Selasa, 07 Maret 2017

Jogja, Semoga Kau Mampu Menyembuhkan Luka

“Penumpang yang kami hormati, sesaat lagi kereta api Tasaka akan tiba di Stasiun Yogyakarta, periksa kembali barang bawaan anda. Tetaplah duduk sampai kereta api benar-benar berhenti. Terima kasih atas kepercayaan anda mengunakan layanan kami. Sampai bertemu di perjalanan berikutnya”
            Kereta api yang aku naiki sudah sampai di kota di mana aku dilahirkan, Yogyakarta. Aku Tsania, umurku 18 tahun, seorang remaja yang akan melanjutkan kehidupannya di kota ini.
*
            “Tsaniaaaaa….”
            “Mas Darto….. aku kangennnnnn” ucapku sambil berlari memeluk kakak sepupu yang menjemputku. “Mas Darto sendirian aja nih… Pakdhe, Budhe, Wina nggak ikut mas?”
            “Kamu ki ndak lihat po ya sekarang ini jam berapa? Hmmm.. Yo jelas to ya kalo Pakdhe dan Budhe itu ya masih kerja. Nah kalo Wina lagi dolan sama temennya” Jelas Mas Darto sambil membuka pintu bagasi dan memasukkan barang-barangku.
            “Hmmm… eh mas. Brarti nanti aku satu kampus sama Wina kan?”
            “Iya, udah ayo masuk, kamu pasti lapar to… tadi Simbah udah masak banyak banget buat kamu di rumah”
            “Wahhh.. Simbah memang pengertian sama cucunya yang cantik ini.. lets go!”
Mobil yang kami naiki berjalan keluar stasiun dan membelah jalanan Jogja yang sedikit padat akibat jam pulang kerja. Sepanjang perjalanan ke rumah aku tak henti-hentinya melihat ke luar jendela. Sungguh, kota ini memang selalu aku rindukan. Tidak lama, mobil yang aku naiki bersama mas Darto sampai di rumah. Rumah ini adalah rumah Pakdhe Joyo yang merupakan kakak dari Mama, sedangkan Simbah Kakung dan Putri tinggal di sebelah rumah Pakdhe.
            “Kamar kamu di sebelah kamar Wina yo Tsan, kamu ke sana wae dulu, nanti tas-tas mu sing abot itu tak bawake ke kamar”
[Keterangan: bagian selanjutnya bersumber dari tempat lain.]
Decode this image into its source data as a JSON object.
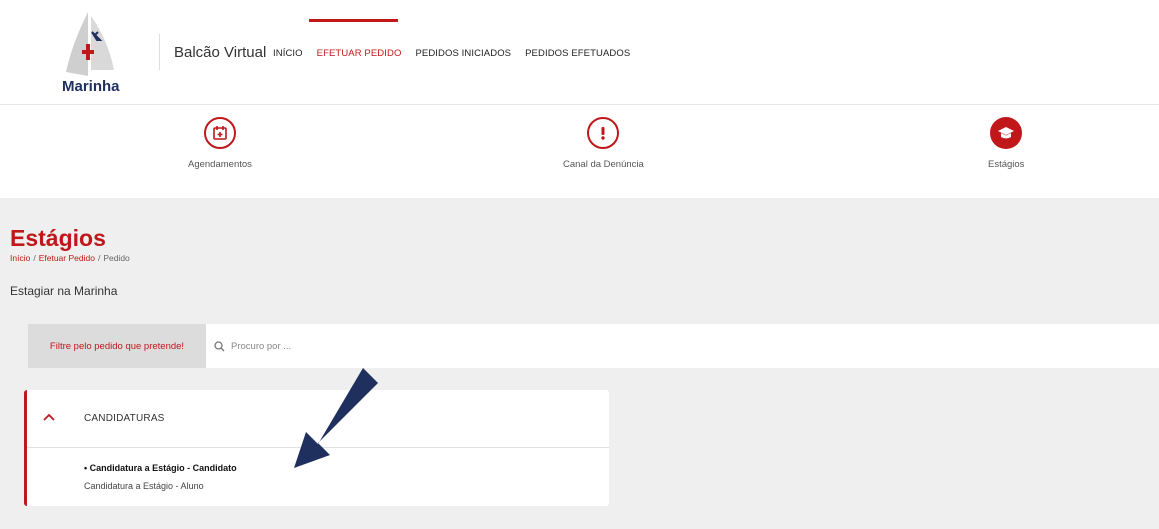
{
  "header": {
    "logo_text": "Marinha",
    "brand": "Balcão Virtual",
    "nav": [
      {
        "label": "INÍCIO",
        "active": false
      },
      {
        "label": "EFETUAR PEDIDO",
        "active": true
      },
      {
        "label": "PEDIDOS INICIADOS",
        "active": false
      },
      {
        "label": "PEDIDOS EFETUADOS",
        "active": false
      }
    ]
  },
  "services": [
    {
      "label": "Agendamentos",
      "icon": "calendar-icon"
    },
    {
      "label": "Canal da Denúncia",
      "icon": "exclamation-icon"
    },
    {
      "label": "Estágios",
      "icon": "graduation-cap-icon"
    }
  ],
  "page": {
    "title": "Estágios",
    "breadcrumb": [
      "Início",
      "Efetuar Pedido",
      "Pedido"
    ],
    "subtitle": "Estagiar na Marinha"
  },
  "filter": {
    "label": "Filtre pelo pedido que pretende!",
    "placeholder": "Procuro por ..."
  },
  "category": {
    "title": "CANDIDATURAS",
    "items": [
      {
        "title": "• Candidatura a Estágio - Candidato",
        "subtitle": "Candidatura a Estágio - Aluno"
      }
    ]
  },
  "colors": {
    "accent": "#c0171b",
    "arrow": "#1f2f5e",
    "background": "#efefef"
  }
}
            “Aku ke tempat simbah dulu aja deh mas, sekalian mau makan”
            “Yowis, nanti tak nyusul setelah tas-tasmu ini tak masuke kamar”
Aku berjalan ke rumah yang benar-benar persis di sebelah rumah Pakdhe ini. Simbah disini nggak cuma tinggal berdua aja, tapi juga ada Bulik Eni yang merupakan adiknya Mama, Paklik Herman suami Bulik Eni dan Menik anaknya yang masih umur 7 tahun.
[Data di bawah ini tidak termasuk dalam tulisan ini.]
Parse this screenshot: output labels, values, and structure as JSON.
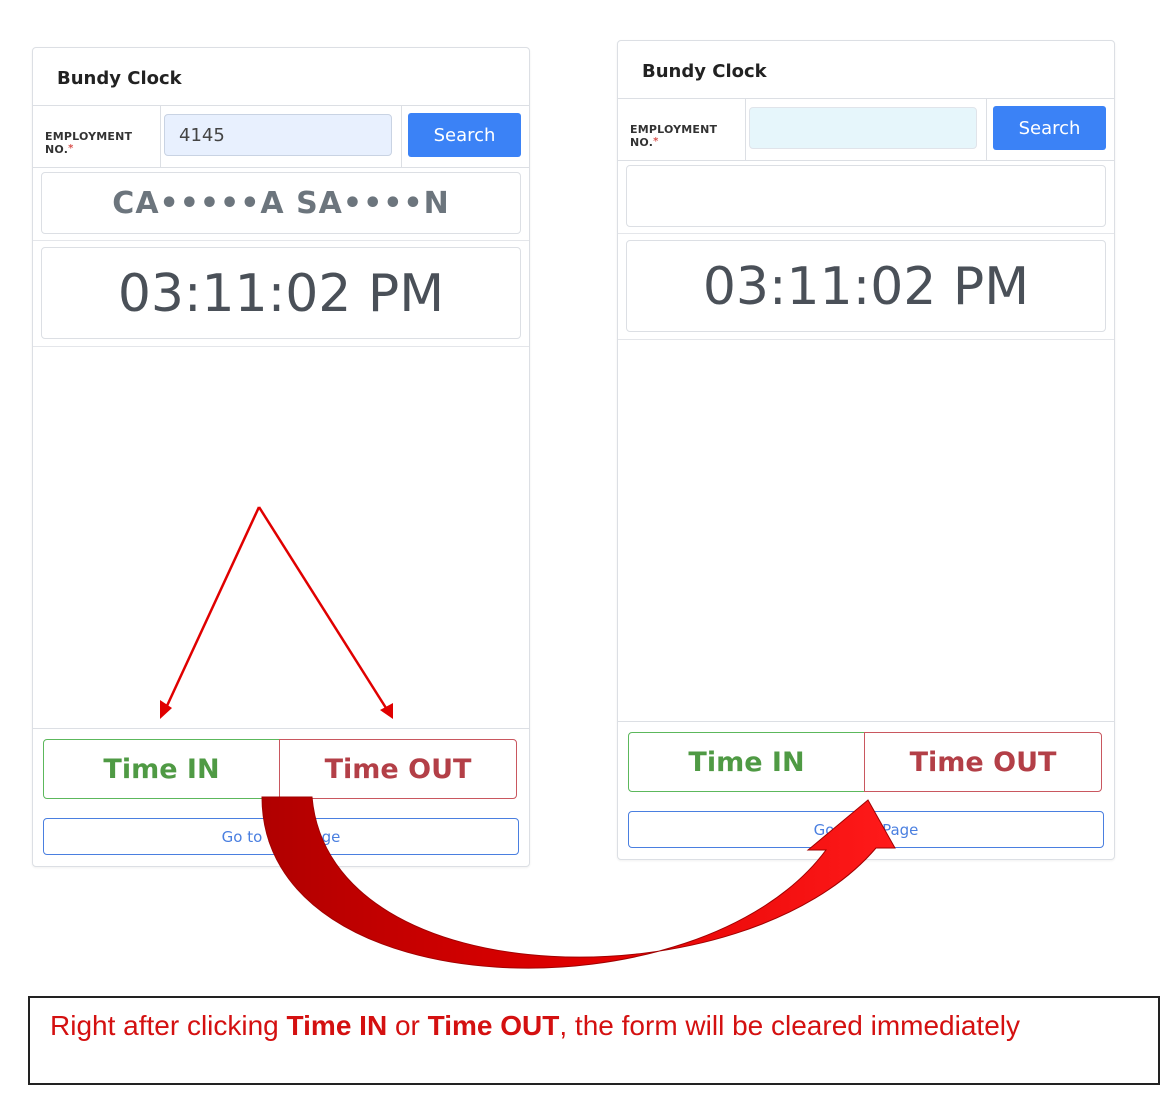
{
  "left_panel": {
    "title": "Bundy Clock",
    "employment_label": "EMPLOYMENT NO.",
    "required_mark": "*",
    "employment_value": "4145",
    "search_label": "Search",
    "employee_name": "CA•••••A SA••••N",
    "clock_time": "03:11:02 PM",
    "time_in_label": "Time IN",
    "time_out_label": "Time OUT",
    "go_label": "Go to L      Page"
  },
  "right_panel": {
    "title": "Bundy Clock",
    "employment_label": "EMPLOYMENT NO.",
    "required_mark": "*",
    "employment_value": "",
    "search_label": "Search",
    "employee_name": "",
    "clock_time": "03:11:02 PM",
    "time_in_label": "Time IN",
    "time_out_label": "Time OUT",
    "go_label": "Go          Page"
  },
  "annotation": {
    "prefix": "Right after clicking ",
    "time_in": "Time IN",
    "or": " or ",
    "time_out": "Time OUT",
    "suffix": ", the form will be cleared immediately"
  },
  "colors": {
    "accent_blue": "#3b82f6",
    "time_in_green": "#4f9a44",
    "time_out_red": "#b33f47",
    "arrow_red": "#e00000",
    "annotation_red": "#d41010"
  }
}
            “Mbah..” Sapaku pada simbah Kakung yang sedang asik merumput”
            “ Weee… cah ayu sudah datang to. Ayo masuk, Mbah Putri sudah nunggu di dalam”
            “Iya Mbah, Tsania masuk dulu ya mbah” Aku kemudian masuk ke dalam rumah dan menemui Mbah Putri yang sedang asik membaca di ruang tengah. “Mbah Putri….” Ucapku sambil menduduki kursi kosong di sebelah simbah.
            “Welah. Cah ayu iki, sudah datang. Tadi di jemput Darto to?”
            “Iya mbah, tadi Mas Darto yang jemput pakai mobil kodok kesayangannya itu”
            “Welah bocah kuwi, wong ya ada mobil Kijang apik isih kinyis-kinyis kok malah numpak kodok ijo.”
            “Nggak papa kok mbah, tadi kodoknya lagi waras kok, nggak rewel”
            “Hmm. Yawis. Kamu sudah makan ? Simbah tadi sudah masak, itu makan saja yang ada di meja makan”
            “Oke mbah, Tsania makan dulu ya, Simbah sudah makan ?”
            “Sudah, simbah dan mbah Kakung sudah makan tadi”
            “Tsania ke meja makan ya mbah.”
Aku menghampiri meja makan dan melihat terdapat banyak menu makanan yang tersaji, dari tempe tahu bacem, sayur lodeh, ikan asin, dan sambal. Menu khas yang dimasak simbah ini selalu ngangeni. Aku segera mengambil piring dan kuisi dengan nasi yang masih panas, dan segera kutambahkan lauk pauk yang sangat lezat itu.
            “Tsan, nek makan ki ya berdoa dulu jangan langsung leb gitu to ya”
            “Ih.. Mas Darto nih ganggu aja… Tsania udah berdoa yaa… sini mas, makan bareng.”
            “Nggak usah kamu suruh aku makan bareng, aku ke sini ya memang mau makan dek”
            “Tuhan.. Kiranya engkau memberi aku kesabaran tinggal serumah sama mas Darto. Amin”
            “Weeeeelahh. Malah doa ngono, njaluk di cium ki kayane..”
            “Ihhh.. kan aku bercanda mas.. Sudah ah, aku mau makan.”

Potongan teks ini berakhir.